Il convitato in vestaglia
La ripresa della produzione di Don Giovanni firmata da Jean-Louis Martinoty conferma un'impostazione frammentaria, compensata dal passo incalzante della concertazione di Antonello Manacorda. Luci e ombre nel cast per un'applaudita serata di repertorio.
VIENNA, 17 marzo 2019 - Nella stagione che celebra i centocinquanta anni dall’inaugurazione dell’attuale Wiener Staatsoper, torna, come spesso è accaduto, sul palcoscenico del massimo teatro viennese la prima opera che in assoluto fu qui rappresentata: Don Giovanni.
Qualche tempo fa avevamo già auto ventura di assistere all’allestimento di Jean-Louis Martinoty, che sicuramente desidera puntare su un concetto di irreale, con delle scene destrutturate e dei costumi assai poco uniformi per caratterizzazione; tuttavia l'intuizione appare, anche vedendo la produzione una seconda volta, un’incompiuta, con molte idee già viste e poco legate fra loro. La recitazione dei cantanti è affidata, al contrario, a una sostanziale tradizione, con poche trovate originali. L’unico appunto relativo ai movimenti si può attribuire all’ingresso del Commendatore nel finale. Lo spettro del padre di Donna Anna non è inquietante, opprimente; la manifestazione di un perturbante che tormenta Don Giovanni fin dal duello iniziale: è un signore in vestaglia che esce dalla tomba in vestaglia e discende goffamente sulla tavola del libertino. Poco altro da aggiungere su uno spettacolo assai noto e che presto verrà sostituito dalla dirigenza viennese.

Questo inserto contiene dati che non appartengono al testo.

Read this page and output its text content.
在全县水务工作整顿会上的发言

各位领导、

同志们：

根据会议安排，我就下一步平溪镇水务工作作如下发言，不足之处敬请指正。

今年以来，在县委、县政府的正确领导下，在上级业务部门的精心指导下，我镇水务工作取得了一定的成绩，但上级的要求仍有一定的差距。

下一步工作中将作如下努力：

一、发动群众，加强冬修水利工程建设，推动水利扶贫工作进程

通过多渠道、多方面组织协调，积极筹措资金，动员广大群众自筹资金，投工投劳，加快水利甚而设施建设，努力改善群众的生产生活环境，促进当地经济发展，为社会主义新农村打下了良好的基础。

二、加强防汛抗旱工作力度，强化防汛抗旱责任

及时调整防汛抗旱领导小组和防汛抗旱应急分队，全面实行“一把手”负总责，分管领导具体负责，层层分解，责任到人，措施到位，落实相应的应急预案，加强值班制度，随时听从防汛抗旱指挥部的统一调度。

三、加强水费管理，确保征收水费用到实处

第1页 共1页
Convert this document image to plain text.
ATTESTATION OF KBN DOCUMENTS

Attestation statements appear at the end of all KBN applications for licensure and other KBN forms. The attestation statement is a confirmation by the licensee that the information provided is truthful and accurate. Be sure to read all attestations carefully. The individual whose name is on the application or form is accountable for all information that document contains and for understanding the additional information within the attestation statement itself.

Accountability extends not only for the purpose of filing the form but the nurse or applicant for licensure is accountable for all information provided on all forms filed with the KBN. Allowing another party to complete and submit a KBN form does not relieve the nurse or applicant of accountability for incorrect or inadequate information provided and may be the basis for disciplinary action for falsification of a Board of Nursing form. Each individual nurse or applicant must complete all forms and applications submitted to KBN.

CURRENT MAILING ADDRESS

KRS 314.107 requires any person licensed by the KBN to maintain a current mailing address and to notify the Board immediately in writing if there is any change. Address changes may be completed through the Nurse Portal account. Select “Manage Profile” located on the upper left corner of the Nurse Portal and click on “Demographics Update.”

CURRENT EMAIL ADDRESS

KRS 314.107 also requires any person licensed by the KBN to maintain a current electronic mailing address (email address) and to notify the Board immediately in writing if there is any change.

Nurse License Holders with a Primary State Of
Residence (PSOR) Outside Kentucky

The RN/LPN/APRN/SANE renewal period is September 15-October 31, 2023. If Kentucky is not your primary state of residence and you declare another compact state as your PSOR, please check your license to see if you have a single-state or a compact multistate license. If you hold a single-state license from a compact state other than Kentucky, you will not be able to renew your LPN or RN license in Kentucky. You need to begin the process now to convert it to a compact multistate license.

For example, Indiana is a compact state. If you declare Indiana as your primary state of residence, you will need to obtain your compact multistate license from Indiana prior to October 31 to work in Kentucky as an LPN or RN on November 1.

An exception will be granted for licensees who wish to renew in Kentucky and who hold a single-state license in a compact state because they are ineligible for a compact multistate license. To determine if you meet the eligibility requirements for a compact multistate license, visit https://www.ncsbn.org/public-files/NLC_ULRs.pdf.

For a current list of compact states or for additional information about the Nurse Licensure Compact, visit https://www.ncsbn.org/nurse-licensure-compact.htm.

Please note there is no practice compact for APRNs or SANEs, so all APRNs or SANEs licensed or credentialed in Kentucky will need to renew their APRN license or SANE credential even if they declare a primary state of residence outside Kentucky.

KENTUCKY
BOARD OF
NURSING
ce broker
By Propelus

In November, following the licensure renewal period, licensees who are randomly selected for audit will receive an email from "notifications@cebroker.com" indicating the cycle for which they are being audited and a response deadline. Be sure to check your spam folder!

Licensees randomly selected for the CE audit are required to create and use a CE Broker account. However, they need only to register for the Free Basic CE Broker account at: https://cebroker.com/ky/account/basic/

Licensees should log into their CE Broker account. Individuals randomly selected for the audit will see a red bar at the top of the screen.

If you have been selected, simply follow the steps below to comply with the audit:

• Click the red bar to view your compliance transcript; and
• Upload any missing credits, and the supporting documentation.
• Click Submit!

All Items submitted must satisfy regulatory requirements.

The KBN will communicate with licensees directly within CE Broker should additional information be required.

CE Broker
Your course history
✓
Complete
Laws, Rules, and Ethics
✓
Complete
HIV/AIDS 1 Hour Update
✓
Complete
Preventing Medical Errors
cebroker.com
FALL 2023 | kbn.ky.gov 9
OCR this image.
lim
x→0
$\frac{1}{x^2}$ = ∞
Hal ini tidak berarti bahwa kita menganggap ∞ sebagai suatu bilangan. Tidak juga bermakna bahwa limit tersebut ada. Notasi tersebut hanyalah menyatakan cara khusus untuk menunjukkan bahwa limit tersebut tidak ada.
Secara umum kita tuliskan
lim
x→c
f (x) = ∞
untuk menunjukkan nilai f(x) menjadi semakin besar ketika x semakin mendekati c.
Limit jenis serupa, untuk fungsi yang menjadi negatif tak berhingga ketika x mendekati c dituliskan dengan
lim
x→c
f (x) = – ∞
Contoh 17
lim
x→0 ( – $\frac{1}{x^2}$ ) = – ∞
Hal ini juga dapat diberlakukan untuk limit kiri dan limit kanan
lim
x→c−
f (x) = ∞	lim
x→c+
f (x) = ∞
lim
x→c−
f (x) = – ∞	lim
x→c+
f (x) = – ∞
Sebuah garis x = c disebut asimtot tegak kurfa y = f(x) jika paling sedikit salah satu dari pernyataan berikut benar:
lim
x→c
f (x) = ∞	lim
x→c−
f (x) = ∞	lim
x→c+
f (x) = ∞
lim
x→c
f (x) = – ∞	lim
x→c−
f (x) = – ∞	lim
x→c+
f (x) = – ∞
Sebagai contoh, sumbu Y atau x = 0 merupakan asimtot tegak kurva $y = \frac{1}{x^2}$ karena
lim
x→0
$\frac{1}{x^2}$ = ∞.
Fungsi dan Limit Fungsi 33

La concertazione di Antonello Manacorda aiuta a conferire fluidità a uno spettacolo che, sul piano registico, ne avrebbe poca. I numeri si susseguono incalzanti con un’agogica assai serrata: l’orchestra risponde bene e teatralmente la linea scelta dal direttore funziona. L’insieme dell’opera ne guadagna, perlomeno in questo contesto. Buone le dinamiche, più tradizionali, ma conformi alla scelta interpretativa.
Peter Mattei è un buon Don Giovanni, molto disinvolto nella recitazione e sicuro vocalmente. Dispiace solo per qualche piccola difficoltà nel seguire i tempi del concertatore (qui effettivamente fin troppo celeri) in “Fin c’han dal vino”.
Jinxu Xiahou (Don Ottavio) ha una bella voce e discreta musicalità. Il fraseggio è corretto nell’accentazione e così l’emissione nei pianissimi, come nell’impeto. Peccato per numerosi inciampi nella pronuncia del testo di Da Ponte, specialmente in “Dalla sua pace”, musicalmente ben eseguita.
Bene la Donna Elvira di Véronique Gens, brava attrice, canta adeguatamente e fraseggia con gusto. Migliore del cast è il Leporello di Adam Plachetka (che avevamo visto come Don Giovanni nella scorsa edizione), a suo agio nella tessitura mozartiana, attore spigliato e sicuro musicista. Di lui, nonostante non canti molto in Italia, è da sottolineare la precisione nella dizione.
Delude la Donna Anna di Olga Peretyatko, che sopperisce a un peso vocale assai esile con un’accentazione che la porta lontana dallo stile mozartiano. Talvolta alcuni suoni risultano gonfiati e l’intonazione non è sempre precisa. Nell’aria del secondo atto trova grande difficoltà nella gestione dei fiati e nell’esecuzione di agilità che sovente vengono aspirate.
Parimenti la Zerlina di Daniela Fally risulta cantante non adatta a spazi ampi come quelli della Wiener Staatsoper a causa di un peso vocale insufficiente e, seppur musicalmente è corretta, non riesce a spandere il suono per l’intero ambiente.
Completavano il cast il bravo Masetto di Peter Kellner e il Commendatore dell’esperto Dan Paul Dumitrescu.
Bene il coro della Staatsoper, diretto nell’occasione da Martin Schebesta.
Per la parte visiva, oltre al regista Jean-Louis Martinoty, ricordiamo le scene di Hans Schavernoch e i costumi di Yan Tax. Le luci erano di Fabrice Kebour.
Al termine la serata riscuote un buon successo da parte di un pubblico principalmente composto da turisti, assai divertiti dalle vicende Burlador di Siviglia raccontato da Mozart e Da Ponte.